Good News Update to Blog on Stay-Put Rights

Last week I wrote about your child’s special education “stay put” rights when Due Process is filed, and discussed how the right to extend “stay put” all the way through the appeals process was currently being challenged in the United States Supreme Court.

I learned today that the Supreme Court has decided not to hear the case.

This is very good news for those of us who live in the Third Circuit (Pennsylvania, New Jersey and Delaware) because the extensions through the complete appeal process is the law of this Circuit.   Therefore, the Court’s decision not to engage with the challenge leaves the stay-put rights of children with special needs in these states fully intact.

Special Education Law

Understanding the Special Education “Stay-Put” Provision

As IEP season is upon us, parents of children with special needs are reminded of the need to understand how to utilize the “Stay Put” provision in the IDEA.   This provision is intended to protect a child from being jerked back and forth between one educational program or placement and another during disputes between the Parents and their School Districts.   The provision provides that, unless the Parents and the District otherwise agree, the placement in the last existing IEP shall remain the same during any disputes unless and util those disputes are resolved or concluded.

This right is very important if your dispute involves the District taking important services away from your child, or is trying to move your child to a different placement over your objection.  For example, if the District decides at an IEP meeting to remove your child’s 1:1 aide on the grounds that they don’t believe he needs an aide anymore, and you disagree, the District will have to continue to provide the aide while the parties litigate the dispute if the Parent properly invokes “stay put.”  Absent this right, your child could lose critical services during the dispute, or be sent to an inappropriate placement during the dispute, and return only after the dispute was litigated to completion.  This back and forth of services or placement is what the provision was designed to eliminate.

If the dispute instead is about the Parent’s belief that more services are required then are in the current IEP, the “stay put” provision is not something the Parents need to invoke, because there is no back and forth to which the Child will be subjected.

The only way Parents can properly invoke the child’s “stay put” right is to file for mediation or due process within 15 days (in New Jersey) of their receipt of the new proposed IEP from the District which has removed the services at issue, or is placing the child elsewhere.   The reason the 15 day limit is important, is because after 15 days — even if the Parents do not sign the new proposed IEP — the new IEP goes into effect.  In that event, any “stay put” rights in any subsequent filing for mediation or Due Process will relate to the new IEP, because the new IEP will then be the last existing IEP.   If you are even one day late with your filing, your child may lose the right to “stay put.”
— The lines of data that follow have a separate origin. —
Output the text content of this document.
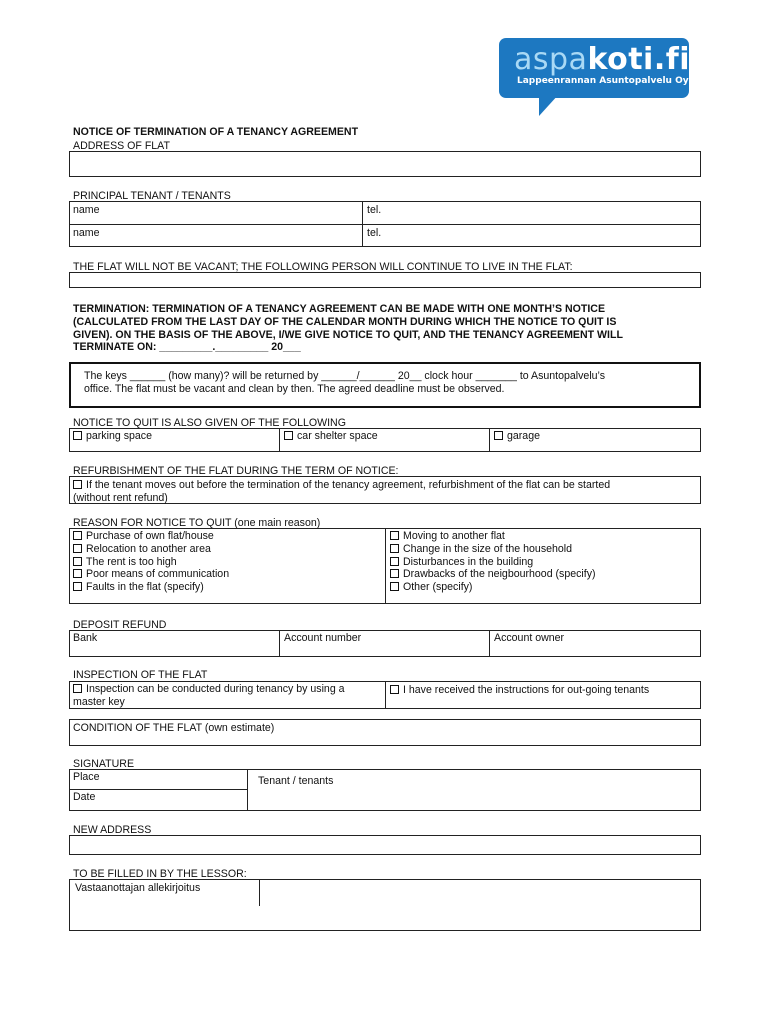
aspakoti.fi
Lappeenrannan Asuntopalvelu Oy
NOTICE OF TERMINATION OF A TENANCY AGREEMENT
ADDRESS OF FLAT
PRINCIPAL TENANT / TENANTS
name	tel.
name	tel.
THE FLAT WILL NOT BE VACANT; THE FOLLOWING PERSON WILL CONTINUE TO LIVE IN THE FLAT:
TERMINATION: TERMINATION OF A TENANCY AGREEMENT CAN BE MADE WITH ONE MONTH’S NOTICE
(CALCULATED FROM THE LAST DAY OF THE CALENDAR MONTH DURING WHICH THE NOTICE TO QUIT IS
GIVEN). ON THE BASIS OF THE ABOVE, I/WE GIVE NOTICE TO QUIT, AND THE TENANCY AGREEMENT WILL
TERMINATE ON: _________._________ 20___
The keys ______ (how many)? will be returned by ______/______ 20__ clock hour _______ to Asuntopalvelu’s
office. The flat must be vacant and clean by then. The agreed deadline must be observed.
NOTICE TO QUIT IS ALSO GIVEN OF THE FOLLOWING
parking space	car shelter space	garage
REFURBISHMENT OF THE FLAT DURING THE TERM OF NOTICE:
If the tenant moves out before the termination of the tenancy agreement, refurbishment of the flat can be started
(without rent refund)
REASON FOR NOTICE TO QUIT (one main reason)
Purchase of own flat/house
Relocation to another area
The rent is too high
Poor means of communication
Faults in the flat (specify)
Moving to another flat
Change in the size of the household
Disturbances in the building
Drawbacks of the neigbourhood (specify)
Other (specify)
DEPOSIT REFUND
Bank	Account number	Account owner
INSPECTION OF THE FLAT
Inspection can be conducted during tenancy by using a
master key
I have received the instructions for out-going tenants
CONDITION OF THE FLAT (own estimate)
SIGNATURE
Place
Date
Tenant / tenants
NEW ADDRESS
TO BE FILLED IN BY THE LESSOR:
Vastaanottajan allekirjoitus
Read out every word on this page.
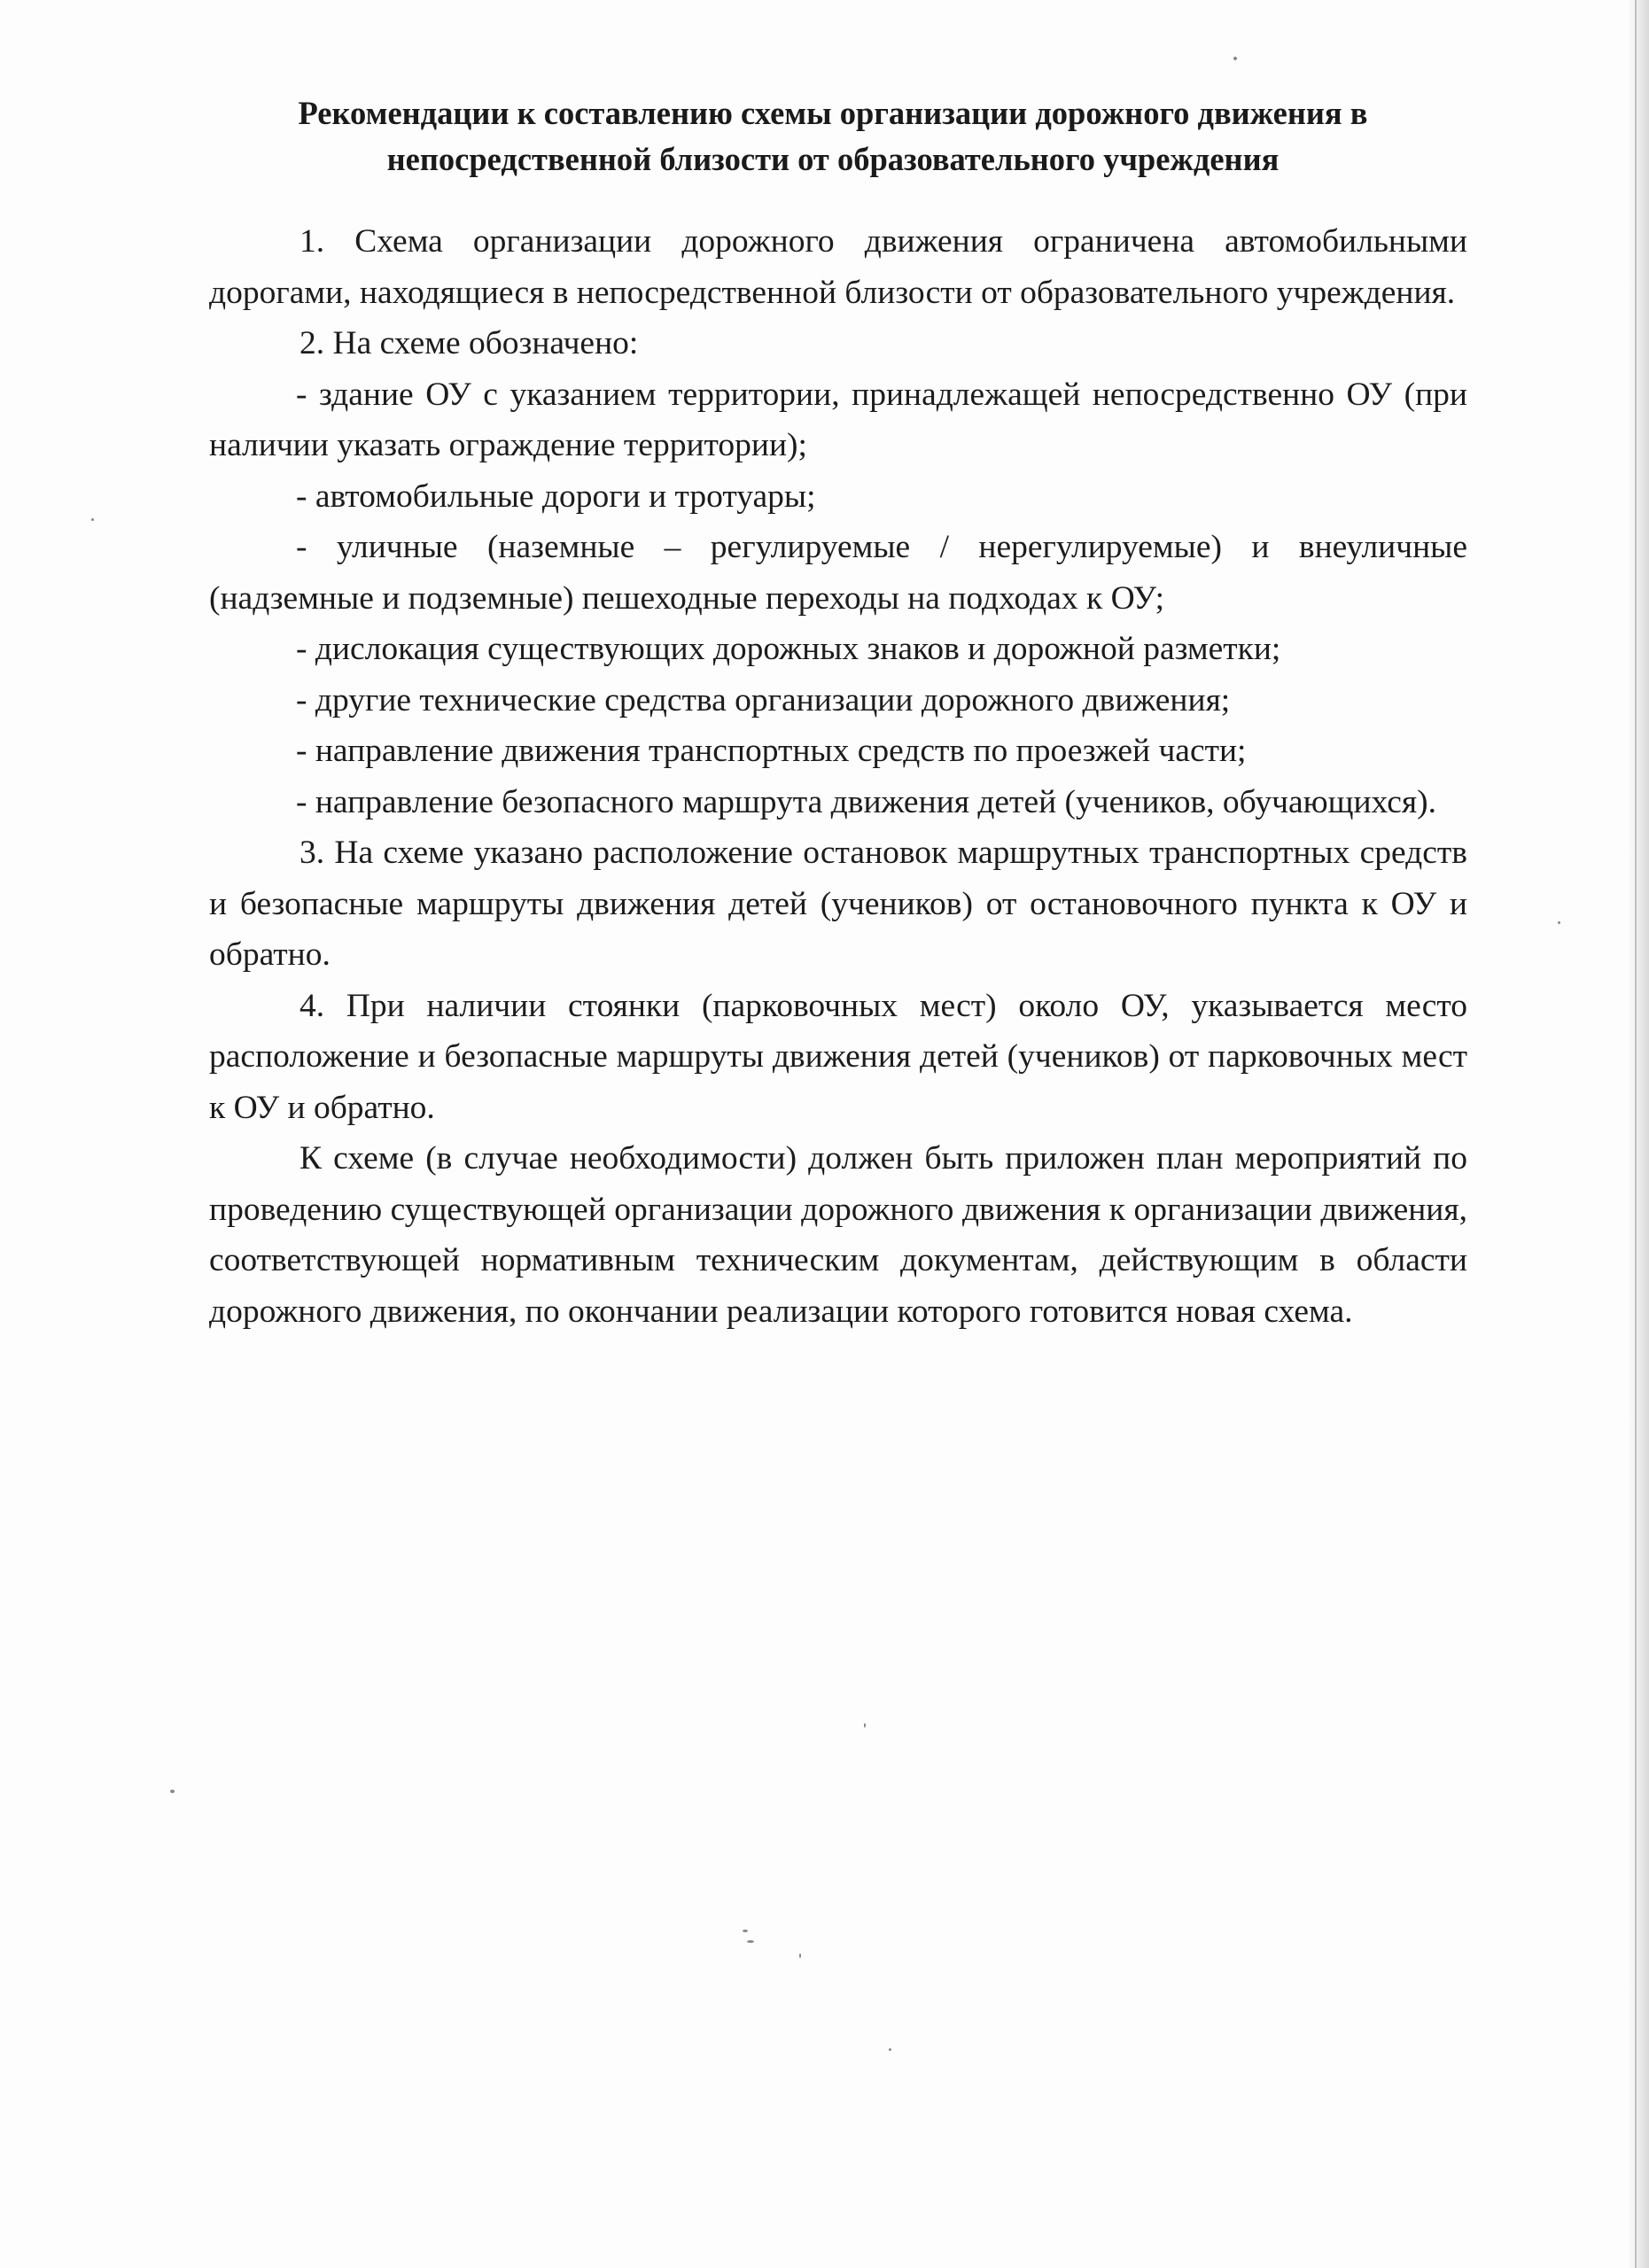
Рекомендации к составлению схемы организации дорожного движения в
непосредственной близости от образовательного учреждения

1. Схема организации дорожного движения ограничена автомобильными дорогами, находящиеся в непосредственной близости от образовательного учреждения.

2. На схеме обозначено:

- здание ОУ с указанием территории, принадлежащей непосредственно ОУ (при наличии указать ограждение территории);

- автомобильные дороги и тротуары;

- уличные (наземные – регулируемые / нерегулируемые) и внеуличные (надземные и подземные) пешеходные переходы на подходах к ОУ;

- дислокация существующих дорожных знаков и дорожной разметки;

- другие технические средства организации дорожного движения;

- направление движения транспортных средств по проезжей части;

- направление безопасного маршрута движения детей (учеников, обучающихся).

3. На схеме указано расположение остановок маршрутных транспортных средств и безопасные маршруты движения детей (учеников) от остановочного пункта к ОУ и обратно.

4. При наличии стоянки (парковочных мест) около ОУ, указывается место расположение и безопасные маршруты движения детей (учеников) от парковочных мест к ОУ и обратно.

К схеме (в случае необходимости) должен быть приложен план мероприятий по проведению существующей организации дорожного движения к организации движения, соответствующей нормативным техническим документам, действующим в области дорожного движения, по окончании реализации которого готовится новая схема.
Thus, if you desire “stay put,” you must file for mediation or Due Process within the 15 day window.  If your issues do not require “stay put,” you can file for mediation or Due Process at any time.  The 15 day window does not bar you from filing at any later date.

Once invoked, the right to “stay put” continues in place even through any appeal process.  Thus, if the Parents win or lose at Due Process, the services continue if either party appeals that decision to a state or federal Court.  The same applies if either party appeals from that level court to the next higher appellate Court, and even through the Supreme Court of the United States.

This latter application of “stay put” throughout the appellate process is however currently under challenge by school districts before the United States Supreme Court in a case known as Ridley Sch. Dist. v. M.R., Dckt # 13-1547.  School board associations from around the country have filed briefs, arguing that “stay put” should end at the first trial level and not apply to appeals because otherwise it encourages parents to unreasonably drag out legal proceedings for the purpose of squeezing some extra services out of the District.

The Boards fail to point out, however, that the opposite is true — that absent “stay put” many Parents would abandon their claims if they lost on the first level regardless of the merits in an effort to spare the Child the back-and-forth disruption that could be forced upon their Child.  Under the view of the School Boards, a Child could be moved out of her placement if the parent loses on the first level but appeals, and then put back into the pre-existing placement if the parent prevails on appeal, removed again if the District wins on appeal on the next level, and returned yet again to the initial program if the Parent goes all the way to the Supreme Court and wins.  This kind of disruption could be devastating to fragile special needs children already struggling to learn, and is exactly what the provision is intended to prevent.  The school boards forget that the provision is in place for the Child’s protection, not for the parents or for school districts.

The US Solicitor’s General Office recently weighed in with a brief of its own – arguing that “stay put” has to apply throughout all appeals because the language of the provision refers to “concluded” and “resolved” and that no dispute can be said to be concluded if parities file appeals.  You can keep an eye on that case via this link, which will even allow you to review the briefs if you so choose:  http://www.scotusblog.com/case-files/cases/ridley-school-district-v-m-r-as-parents-of-e-r-a-minor/

Stay strong at those IEP meetings.  Knowing your rights is your best source of strength.